2 réponses à Concilier soin et réparation : le soutien humaniste aux personnes âgées dépendantes

  1. Deniau dit :

    Merci

    Texte fourni par P. Channial pour travail Dauphine et alimenter mémoire master 2 sur les adultes handicapés veillissants.

    Se former sur le tas , une expression intéressant en foyer de personnes handicapés, mais également en maison de retraite où les corps se contractent en tas , où les files d’attente pour prendre l’ascenseur constituent des tas de fauteuils .
    Une approche plus sordide , laisserait ainsi entendre « Je me forme sur le tas de viande « Ce sont des mots qu’on entend souvent , des réclamations d’usagers avec à l’inverse le manque de respect tu n’es rien « nettoies moi les fesses ».Pour faire passer le langage trop cru l’esprit poétise le réel et complète ou traduit inconsciemment par j’apprends de lui, je l’assiste et le néglige, l’éveille et l’endors, le réveille et l’anime, l’oublie et le reprends.
    J’apprends le soin, en prenant soin du tas. Apprendre un geste , soulever un corps, mettre un gant.
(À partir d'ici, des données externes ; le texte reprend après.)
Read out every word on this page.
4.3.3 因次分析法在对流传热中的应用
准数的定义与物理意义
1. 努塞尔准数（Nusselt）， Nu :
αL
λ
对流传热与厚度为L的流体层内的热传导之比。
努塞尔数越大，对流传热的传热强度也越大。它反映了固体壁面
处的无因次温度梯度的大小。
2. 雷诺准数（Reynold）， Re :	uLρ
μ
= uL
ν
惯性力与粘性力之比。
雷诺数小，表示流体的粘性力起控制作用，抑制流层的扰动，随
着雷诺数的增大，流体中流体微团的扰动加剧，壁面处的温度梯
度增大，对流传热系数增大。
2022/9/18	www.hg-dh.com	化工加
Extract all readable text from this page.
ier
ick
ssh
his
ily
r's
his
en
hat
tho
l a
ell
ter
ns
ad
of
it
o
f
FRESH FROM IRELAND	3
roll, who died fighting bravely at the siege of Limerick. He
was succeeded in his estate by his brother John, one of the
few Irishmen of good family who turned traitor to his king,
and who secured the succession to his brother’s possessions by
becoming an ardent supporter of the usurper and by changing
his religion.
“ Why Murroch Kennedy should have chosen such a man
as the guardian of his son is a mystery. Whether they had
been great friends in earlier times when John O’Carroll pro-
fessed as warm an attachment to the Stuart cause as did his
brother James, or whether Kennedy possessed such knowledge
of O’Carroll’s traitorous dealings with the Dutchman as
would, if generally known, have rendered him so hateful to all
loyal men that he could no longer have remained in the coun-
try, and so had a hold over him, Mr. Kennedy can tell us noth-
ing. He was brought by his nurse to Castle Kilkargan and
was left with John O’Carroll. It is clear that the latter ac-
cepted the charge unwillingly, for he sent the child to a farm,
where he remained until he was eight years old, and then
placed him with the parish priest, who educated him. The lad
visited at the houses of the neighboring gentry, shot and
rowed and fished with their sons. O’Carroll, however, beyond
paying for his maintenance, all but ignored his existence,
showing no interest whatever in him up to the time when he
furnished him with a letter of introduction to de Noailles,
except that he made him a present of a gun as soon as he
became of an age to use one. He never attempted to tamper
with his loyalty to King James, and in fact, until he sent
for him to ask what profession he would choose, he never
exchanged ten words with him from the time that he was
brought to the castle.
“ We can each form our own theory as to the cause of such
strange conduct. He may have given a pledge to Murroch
Etre bouleversé et le même. Subir et grandir. Je deviens de ce rapport improbable.Et le soir cheminant de retour vers le domicile je me demande si je suis un (e) autre ou la même qui a appris à accepter cette promiscuité . En quoi j’ai changé.
    Une contraction intéressante des deux sources étymologiques du mot l’une venant de l’entassement l’autre de la foule. Apprendre sur le tas serait donc apprendre de mes collègues, des usagers et de la foule qui englobe l’ensemble.

    Autre question qui me vient à l’esprit est la question du sens donné à l’action en foyer pour personnes handicapés en 2012 et si l’APF donne plus de sens au travail des AMP et des aides soignants qu’au sein d’une maison de retraite.